Las niñas no sabían qué decirle; pero sonreían a todo el mundo, y examinaban las bonitas piezas de plata como si fueran muy preciadas a sus ojos.
—¿Qué van a hacer con eso? —preguntó la señora con esa voz amable que siempre obtiene una respuesta inmediata
—Estamos ahorrando para comprar libros y botas de goma, para poder ir a la escuela el próximo invierno. Vivimos a tres kilómetros de la escuela, gastamos muchas botas y nos resfriamos cuando ha llovido. La primavera pasada tuvimos peumonía, y mamá dijo que debíamos tener botas de goma, y que podríamos ganar lo suficiente para comprarlas en la época de las bayas —dijo Tilda entusiasmada.
—Sí, y ella es muy lista, y la van a ascender, y debe tener libros nuevos, y cuestan mucho; y mamá no es rica, así que nos los compramos nosotras —añadió la hermana Patty, olvidando la timidez por el orgullo fraternal.
—Qué valiente. ¿Cuánto costarán las botas y los libros? —preguntó la señora, echando una mirada al viejo caballero, que comía bayas de su cesta.
—Supongo que unos cinco dólares. Queremos comprar un chal para mamá. Es un secreto, y trabajamos muy duro todos los días, porque las bayas no duran mucho —dijo Tilda, sabiamente.
—Ella pensó en venir aquí. Nos sentíamos muy mal por perder nuestro lugar en el hotel, y no sabíamos qué hacer, hasta que Tilda hizo este plan. Creo que es espléndido —y Patty miró su medio dólar con inmensa satisfacción.
—No estropees el plan, Alice. Pasaré cada semana mientras estés aquí arriba, y me ocuparé del éxito del asunto —dijo el viejo caballero, con un movimiento de cabeza; añadiendo, en un tono más alto—. Estas son bayas muy finas, y quiero que lleven cuatro cuartos cada dos días a la granja de Miller, por allí. ¿Conoces el lugar?
—¡Sí, señor! ¡Sí, señor! —gritaron dos voces ansiosas, pues las niñas sentían como si estuviera a punto de caerles una lluvia de medios dólares.
—Yo subo todos los sábados y bajo los lunes; y las cuidaré aquí, para que puedan dar de beber a las ovejas todo lo que quieran. Lo necesitan, pobres bestias —añadió el viejo caballero.
—¡Lo haremos, señor! ¡Lo haremos! —gritaron las niñas, con caras tan llenas de inocente gratitud y buena voluntad que la joven se inclinó y las besó a ambas.
—Ahora, querida, debemos irnos y no hacer esperar más a nuestros amigos —dijo el caballero, volviéndose hacia las cabezas que seguían balanceándose detrás de los arbustos.
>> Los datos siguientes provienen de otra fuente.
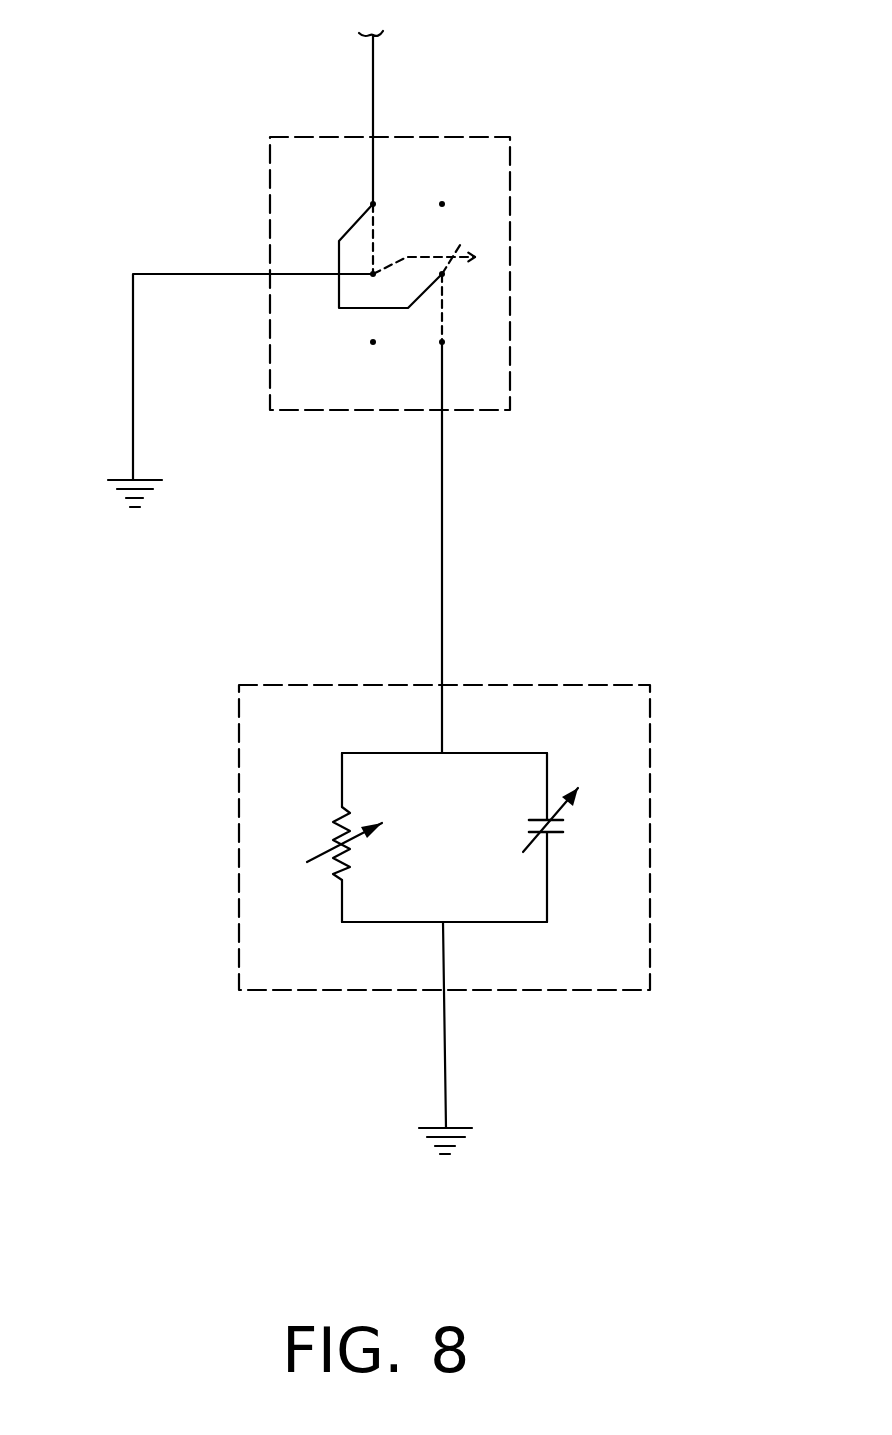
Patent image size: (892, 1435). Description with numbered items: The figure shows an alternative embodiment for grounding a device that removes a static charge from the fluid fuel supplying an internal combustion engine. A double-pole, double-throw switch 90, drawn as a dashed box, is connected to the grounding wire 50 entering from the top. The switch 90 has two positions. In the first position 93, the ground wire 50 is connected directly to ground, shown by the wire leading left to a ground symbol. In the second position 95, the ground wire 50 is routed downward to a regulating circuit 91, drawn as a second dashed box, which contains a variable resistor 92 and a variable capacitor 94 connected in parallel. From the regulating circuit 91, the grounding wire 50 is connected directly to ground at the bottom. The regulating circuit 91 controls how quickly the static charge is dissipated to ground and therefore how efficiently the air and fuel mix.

The grounding wire 50 is at (373, 105).
The double-pole, double-throw switch 90 is at (478, 137).
The regulating circuit 91 is at (625, 685).
The variable resistor 92 is at (353, 843).
The first position 93 is at (375, 236).
The variable capacitor 94 is at (560, 838).
The second position 95 is at (442, 308).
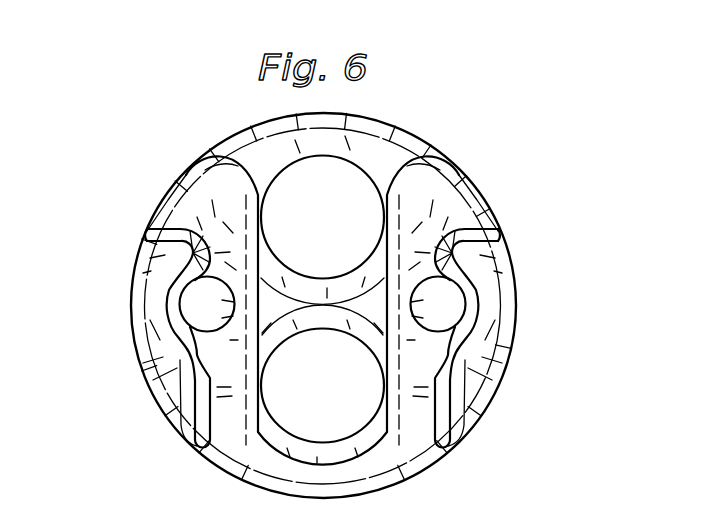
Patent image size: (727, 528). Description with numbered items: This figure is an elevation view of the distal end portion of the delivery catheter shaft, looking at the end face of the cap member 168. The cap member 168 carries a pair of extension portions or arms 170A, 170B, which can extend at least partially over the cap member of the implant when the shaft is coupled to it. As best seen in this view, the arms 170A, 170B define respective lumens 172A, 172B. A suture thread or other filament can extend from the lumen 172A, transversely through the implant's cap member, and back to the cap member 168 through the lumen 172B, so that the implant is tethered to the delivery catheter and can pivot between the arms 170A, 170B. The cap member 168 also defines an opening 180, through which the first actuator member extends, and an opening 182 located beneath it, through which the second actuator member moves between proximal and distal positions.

The cap member 168 is at (425, 140).
The arm 170A is at (437, 182).
The arm 170B is at (203, 182).
The lumen 172A is at (466, 296).
The lumen 172B is at (179, 303).
The opening 180 is at (350, 228).
The opening 182 is at (350, 400).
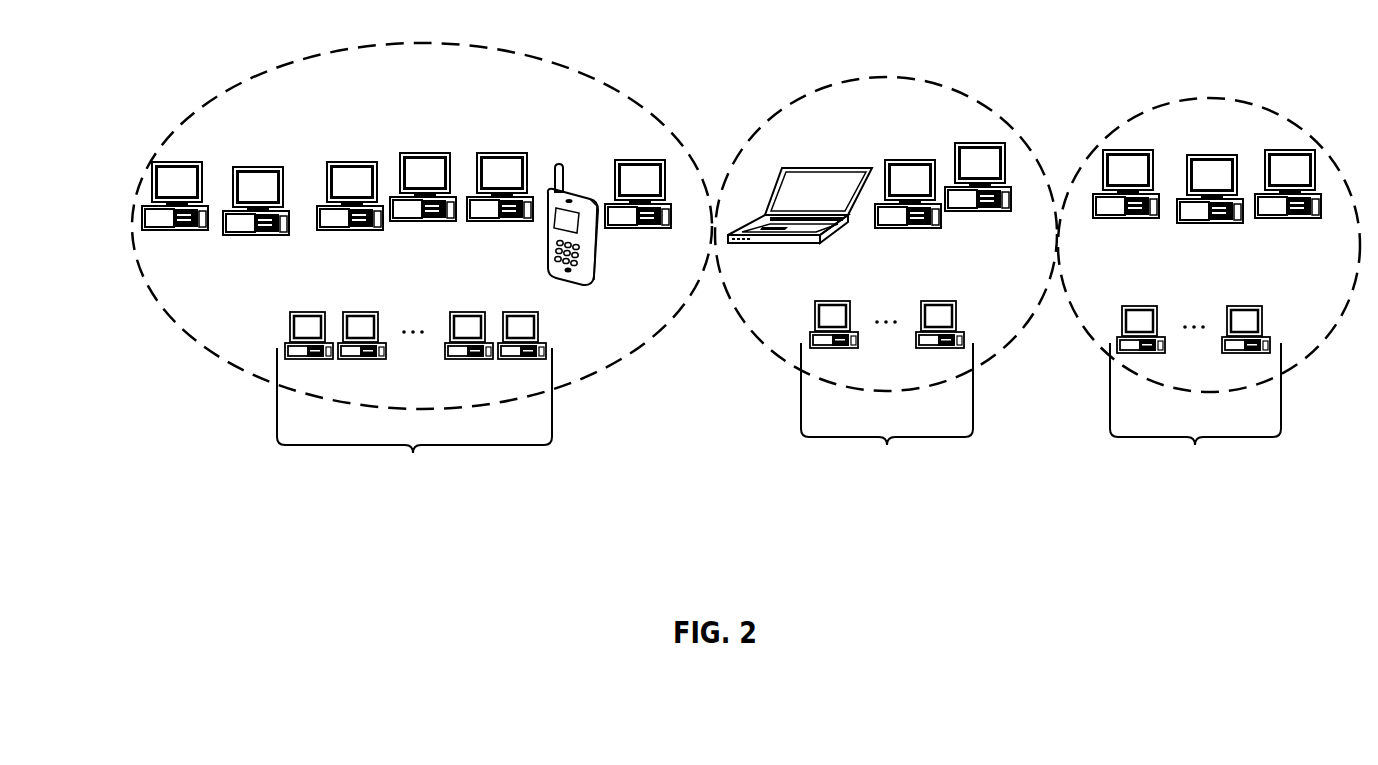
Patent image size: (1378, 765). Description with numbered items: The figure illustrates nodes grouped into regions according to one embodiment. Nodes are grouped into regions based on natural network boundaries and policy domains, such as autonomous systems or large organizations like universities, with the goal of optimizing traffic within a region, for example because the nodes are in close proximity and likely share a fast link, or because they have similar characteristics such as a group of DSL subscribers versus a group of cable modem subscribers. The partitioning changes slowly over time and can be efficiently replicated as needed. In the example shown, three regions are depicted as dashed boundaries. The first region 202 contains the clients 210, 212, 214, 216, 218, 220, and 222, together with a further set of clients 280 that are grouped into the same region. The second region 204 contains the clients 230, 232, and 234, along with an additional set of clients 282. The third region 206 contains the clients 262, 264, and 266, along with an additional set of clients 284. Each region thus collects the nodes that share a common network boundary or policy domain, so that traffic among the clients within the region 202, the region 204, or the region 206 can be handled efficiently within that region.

—Adiós, adiós. No olvidaremos las bayas ni las ovejas —gritaron las niñas, agitando el delantal manchado como un estandarte, y mostrando hasta el último diente blanco en las sonrisas radiantes que enviaron tras estos nuevos amigos.
—Ni yo a mis corderos —se dijo Alice, mientras seguía a su padre hasta la barca.
—¿Qué dirá mamá cuando se lo contemos y le enseñemos ese montón de dinero? —exclamó Tilda, echándose las monedas de diez céntimos en el regazo y tintineando con entusiasmo los grandes billetes de medio dólar antes de volver a atarlos.
—Espero que no nos roben volviendo a casa. Será mejor que te lo escondas en el pecho, sino alguien podría verlo —dijo Patty.
—¡Allí va la barca! —gritó Tilda—. ¿No es precioso? Son las personas más buenas que he visto.
—Ella es perfectamente elegante. Me gustaría tener un vestido blanco y un sombrero igual. Cuando me besó, la larga pluma era tan suave como el ala de un pájaro en mis mejillas, y su pelo se enroscaba como el dibujo que recortamos del periódico —y Patty se quedó mirando la barca como si aquel pequeño toque de romanticismo en su vida de trabajadora le resultara encantador.
—Deben de ser muy ricos para querer tantas bayas. Tendremos que volar para conseguir suficientes para ellos y para los del vagón. Vayamos ahora mismo a ese espeso lugar que dejamos esta mañana, de lo contrario Elviry podría adelantársenos —dijo la práctica Tilda, levantándose de un salto, porque al que madruga, Dios lo ayuda. Pero ninguna de las dos había soñado siquiera la buena cosecha que iban a obtener aquel verano, todo debido a su prontitud en responder a aquel lastimero “¡Mee! ¡Mee!”.